Il piano di pace USA è un commissariamento geopolitico: tutti perdono, Washington incassa e l’Europa si consegna
Il progetto americano in 28 punti non chiude la guerra, ma congela la sconfitta strategica europea, sterilizza i successi russi e impone a Kiev una resa mascherata che sancisce la fine politica di Zelensky.
Un accordo costruito per l’interesse americano
Il piano di pace statunitense rappresenta l’ennesima formula in cui Washington non perde mai. È paradossale che a proporre una soluzione siano proprio gli Stati Uniti, gli stessi che hanno alimentato il conflitto fin dall’inizio per logorare Mosca e mantenere l’Europa nell’alveo atlantico. Il risultato è un accordo che non pacifica, ma amministra il dopoguerra a vantaggio esclusivo degli USA, lasciando ai contendenti solo macerie politiche e territoriali. Mosca tace, lasciando che sia Kiev a rifiutare un testo già marchiato come ultimatum, e questo silenzio pesa più di mille dichiarazioni.
Il tramonto di Zelensky come inevitabile epilogo
In qualunque direzione guardi, Zelensky è arrivato al capolinea. Se accetta, perde la sua base interna; se rifiuta, perde gli Stati Uniti, ormai intenzionati a chiudere il dossier ucraino prima che la situazione militare peggiori ulteriormente. Le parole di Trump – “dovrà farselo piacere” – non sono un consiglio: sono un avvertimento. La sua presidenza, sostenuta finché serviva a Washington, si avvia verso l’inevitabile smobilitazione, mentre sul fronte russo cresce la convinzione che il momento negoziale sia ormai favorevole.
Mosca tra vantaggi reali e concessioni indigeste
Dopo quasi quattro anni di guerra, il piano americano consegna alla Russia una realtà ambivalente. Da un lato la conferma di Crimea, Donetsk e Luhansk nella sfera russa e la prospettiva di un lento smantellamento delle sanzioni. Dall’altro un congelamento del fronte che non rispecchia i progressi operativi dell’ultimo anno e soprattutto il rischio di vedere l’Ucraina inglobata nell’Unione Europea, trasformata in una piattaforma occidentale ai suoi confini. Per molti analisti russi questo scenario sa di mezza vittoria, e non tutti, nel mondo patriottico moscovita, sono disposti ad accettarlo senza riserva.
L’Ucraina come semicolonia nordamericana
Il cuore geopolitico dell’accordo è semplice: ciò che resta dell’Ucraina diventa una dipendenza strategica degli USA, come immaginava già Brzezinski quando proponeva di usare Kiev come architrave dell’architettura anti-russa in Europa orientale. La storia recente conferma come gli apparati americani, fin dal dopoguerra, abbiano puntato su elementi del nazionalismo radicale ucraino per costruire un’ideologia statale fondata sull’ostilità verso la Russia. Il piano attuale completa questa traiettoria, istituzionalizzando la subordinazione di Kiev a Washington.

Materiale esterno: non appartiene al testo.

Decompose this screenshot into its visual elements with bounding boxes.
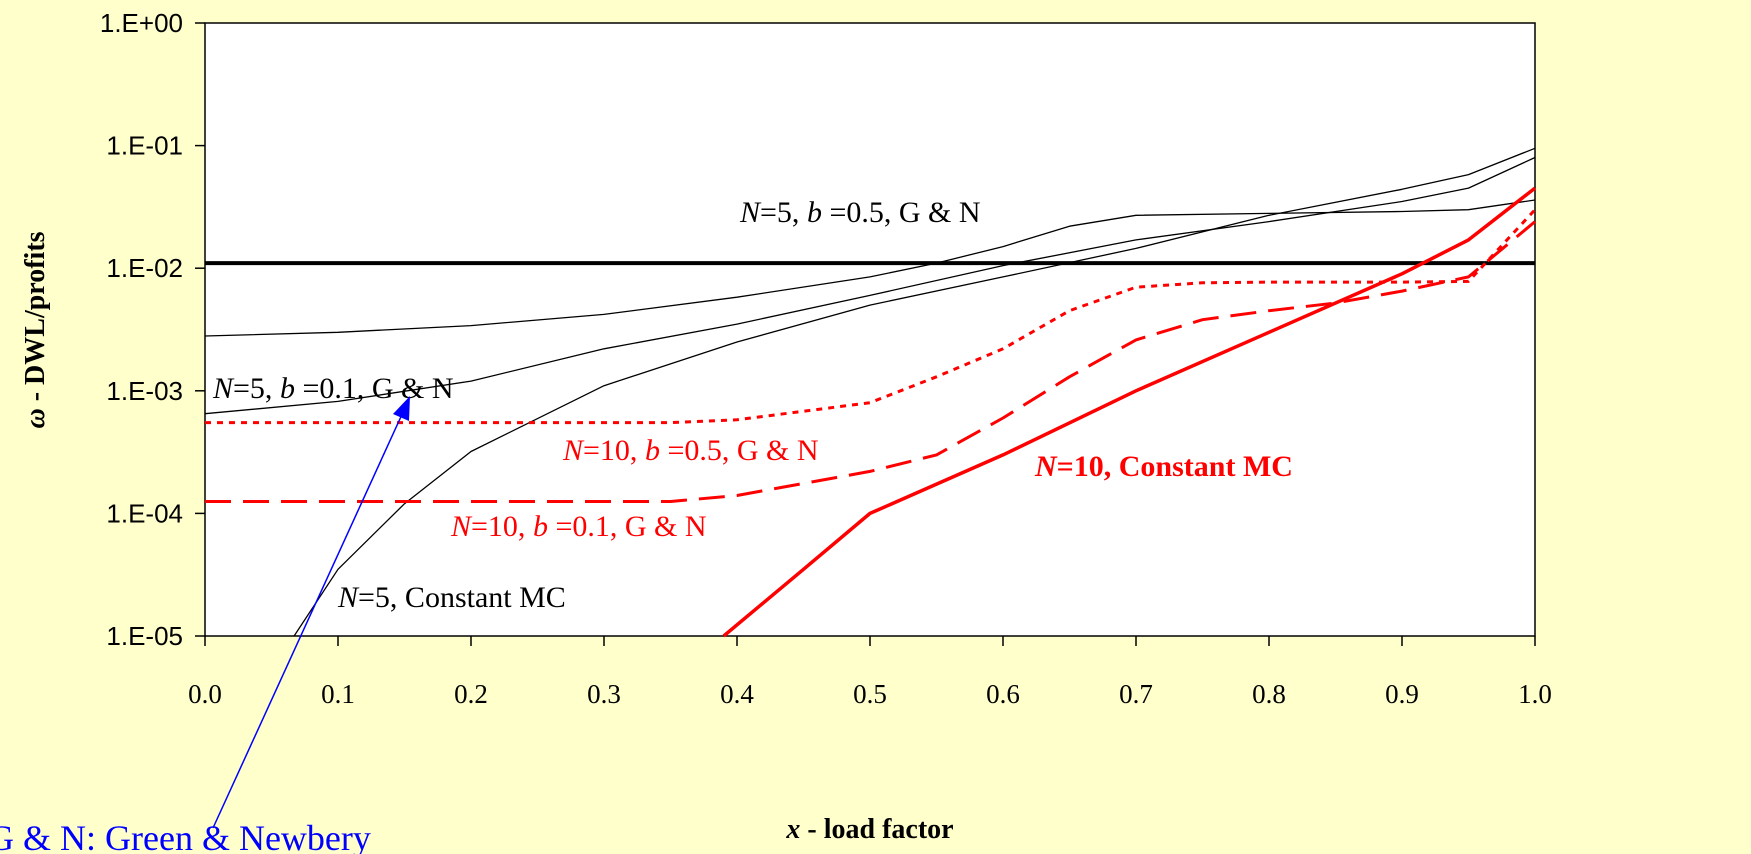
y-axis: 1.E+00 1.E-01 1.E-02 1.E-03 1.E-04 1.E-05 [100, 8, 205, 651]
annotation-a-n5b01: N=5, b =0.1, G & N [212, 372, 454, 405]
x-tick-label: 0.2 [454, 679, 488, 709]
x-axis: 0.0 0.1 0.2 0.3 0.4 0.5 0.6 0.7 0.8 0.9 1.0 [188, 636, 1552, 709]
annotation-a-n10b01: N=10, b =0.1, G & N [450, 510, 707, 543]
annotation-a-n10b05: N=10, b =0.5, G & N [562, 434, 819, 467]
x-tick-label: 0.6 [986, 679, 1020, 709]
x-tick-label: 0.1 [321, 679, 355, 709]
y-tick-label: 1.E+00 [100, 8, 183, 38]
series-line-n5-b05 [204, 199, 1536, 337]
footnote: G & N: Green & Newbery [0, 818, 371, 854]
x-tick-label: 0.4 [720, 679, 754, 709]
series-line-n10-const [722, 186, 1537, 638]
y-tick-label: 1.E-05 [106, 621, 183, 651]
y-axis-title: ω - DWL/profits [20, 231, 51, 428]
annotation-a-n5const: N=5, Constant MC [337, 581, 566, 614]
annotation-a-n10const: N=10, Constant MC [1034, 450, 1293, 483]
series-line-n10-b01 [205, 220, 1536, 503]
x-tick-label: 0.9 [1385, 679, 1419, 709]
x-tick-label: 1.0 [1518, 679, 1552, 709]
x-tick-label: 0.3 [587, 679, 621, 709]
plot-area [204, 22, 1536, 637]
footnote-arrow [212, 409, 405, 829]
x-axis-title: x - load factor [785, 814, 953, 845]
x-tick-label: 0.7 [1119, 679, 1153, 709]
y-tick-label: 1.E-02 [106, 253, 183, 283]
y-tick-label: 1.E-04 [106, 498, 183, 528]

L’Europa: la grande sconfitta silenziosa
Se c’è un vero perdente, questo è l’intero continente europeo. Il piano cementa la sua dipendenza dalla NATO, cioè dagli Stati Uniti, privando l’Unione di ogni margine diplomatico verso Mosca. Proprio quando sarebbe servito un colpo di reni per costruire una sovranità autenticamente europea, Bruxelles si appiattisce sulla linea della Casa Bianca, chiedendo perfino di essere “inclusa” nei negoziati che non guida e che non può influenzare. Washington lo sa e agisce per evitare che emerga una consapevolezza strategica autonoma nel Vecchio Continente.
Un equilibrio instabile e destinato a mutare
Il piano in 28 punti, che mischia compensazioni territoriali, limiti militari e promesse di reintegrazione economica, è il tentativo americano di chiudere il conflitto prima che la situazione diventi incontrollabile. Non piace a Mosca, non piace a Kiev, ma entrambi sanno che il tempo gioca ruoli diversi: per l’Ucraina è una condanna, per la Russia un vantaggio crescente. La vera incognita riguarda la reazione dei falchi russi, che potrebbero considerare questo compromesso troppo generoso verso un avversario ormai in posizione disperata.
Una pace che non pacifica
Se il piano dovesse essere adottato, la guerra terminerebbe solo formalmente. L’Ucraina resterebbe un protettorato americano, la Russia otterrebbe una vittoria parziale e l’Europa perderebbe definitivamente la sua illusione di autonomia. La pace americana, ancora una volta, è costruita per preservare il predominio USA, non l’equilibrio del continente. E Zelensky, stretto tra pressioni opposte e privo di margini, ne sarà il primo sacrificato politico.